2 p.m. – BBC NewsHour
The first ever summit between President Putin of Russia and the North Korean leader, Kim Jong-Un has been taking place in the Russian Far East; the latest from Sri Lanka; and, representatives from 30 countries are taking part in a summit on China’s Belt and Road investment program.

3 p.m. – All Things Considered
The latest from today’s testimony in the Noor trial; Biden’s past and presidential prospects; a Walmart greeter in limbo; Boy Scouts and sex abuse. Planet Money on the Fed.

6:00 p.m. – Marketplace
Using DNA, companies can personalize shampoo, skin creams, and even sports drinks. But could the personalization boom change the way we think about consumer data?

6:30 p.m. – The Daily
Navy SEAL commandos said they had seen their decorated platoon leader, Special Operations Chief Edward Gallagher, commit war crimes. They were warned not to report it. They did so anyway.

7 p.m. – The World
The US military claims it always takes precautions to avoid unnecessary civilian deaths from its operations. Today, we get a reality check on that. It has to do with the US-led effort to drive ISIS out of its Syrian stronghold in Raqqa. According to Amnesty International and the monitoring group Airwars, the US-led air attack on the city in 2017 killed more than 1,600 civilians – a much larger number than the coalition has acknowledged. Host Marco Werman talks to the founder of Airwars, Chris Woods.

Also today: Until a few weeks ago, Iran was suffering from severe drought. Then, in early March, things changed. Over the span of only a few days, Iran witnessed the worst flooding in 40 years. The floods caught the Iranian government by surprise. Its response was slow and inadequate. So one man decided to take matters into his own hands. The World’s Shirin Jaafari reports.
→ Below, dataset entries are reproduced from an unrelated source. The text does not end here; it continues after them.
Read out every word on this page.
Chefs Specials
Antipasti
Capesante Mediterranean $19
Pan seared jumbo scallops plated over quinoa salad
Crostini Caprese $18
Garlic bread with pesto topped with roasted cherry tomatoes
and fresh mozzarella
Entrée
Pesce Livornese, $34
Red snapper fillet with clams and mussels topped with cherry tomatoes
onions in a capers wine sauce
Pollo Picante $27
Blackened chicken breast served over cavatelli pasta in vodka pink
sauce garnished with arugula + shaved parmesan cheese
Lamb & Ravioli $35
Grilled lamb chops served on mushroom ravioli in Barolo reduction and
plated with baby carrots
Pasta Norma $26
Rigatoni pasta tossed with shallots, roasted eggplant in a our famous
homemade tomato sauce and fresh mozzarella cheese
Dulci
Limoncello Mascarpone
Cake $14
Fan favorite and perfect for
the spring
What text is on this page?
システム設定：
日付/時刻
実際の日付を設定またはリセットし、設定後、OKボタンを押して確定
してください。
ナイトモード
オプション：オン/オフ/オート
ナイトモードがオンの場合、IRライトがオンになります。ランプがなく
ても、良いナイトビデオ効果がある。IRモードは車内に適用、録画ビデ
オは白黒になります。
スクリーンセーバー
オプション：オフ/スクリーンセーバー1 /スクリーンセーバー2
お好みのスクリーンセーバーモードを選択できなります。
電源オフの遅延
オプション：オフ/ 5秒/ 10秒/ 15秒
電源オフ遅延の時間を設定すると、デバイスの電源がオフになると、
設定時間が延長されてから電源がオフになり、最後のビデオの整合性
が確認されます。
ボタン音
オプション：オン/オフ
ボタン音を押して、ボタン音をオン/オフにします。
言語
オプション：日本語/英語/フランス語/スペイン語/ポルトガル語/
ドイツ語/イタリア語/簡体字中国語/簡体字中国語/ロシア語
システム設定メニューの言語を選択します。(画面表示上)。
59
Plus, are referendums really democratic? We explore that question from three different perspectives. The World’s Sarah Birnbaum asks if Britain should have a second, perhaps “more democratic” Brexit referendum. Then we hear from reporter Emma Jacobs in Quebec, the Canadian province that’s twice voted on whether to become independent. And finally, The World’s resident history buff Chris Woolf tells us about the beginnings and recent experiences with referendums around the world.

8 p.m. – Fresh Air
Journalist Rosaline Helderman is an investigative reporter for the national political staff of the Washington Post. And she co-wrote the commentary and analysis in the Post’s publication of the Mueller report. She will discuss the Mueller report.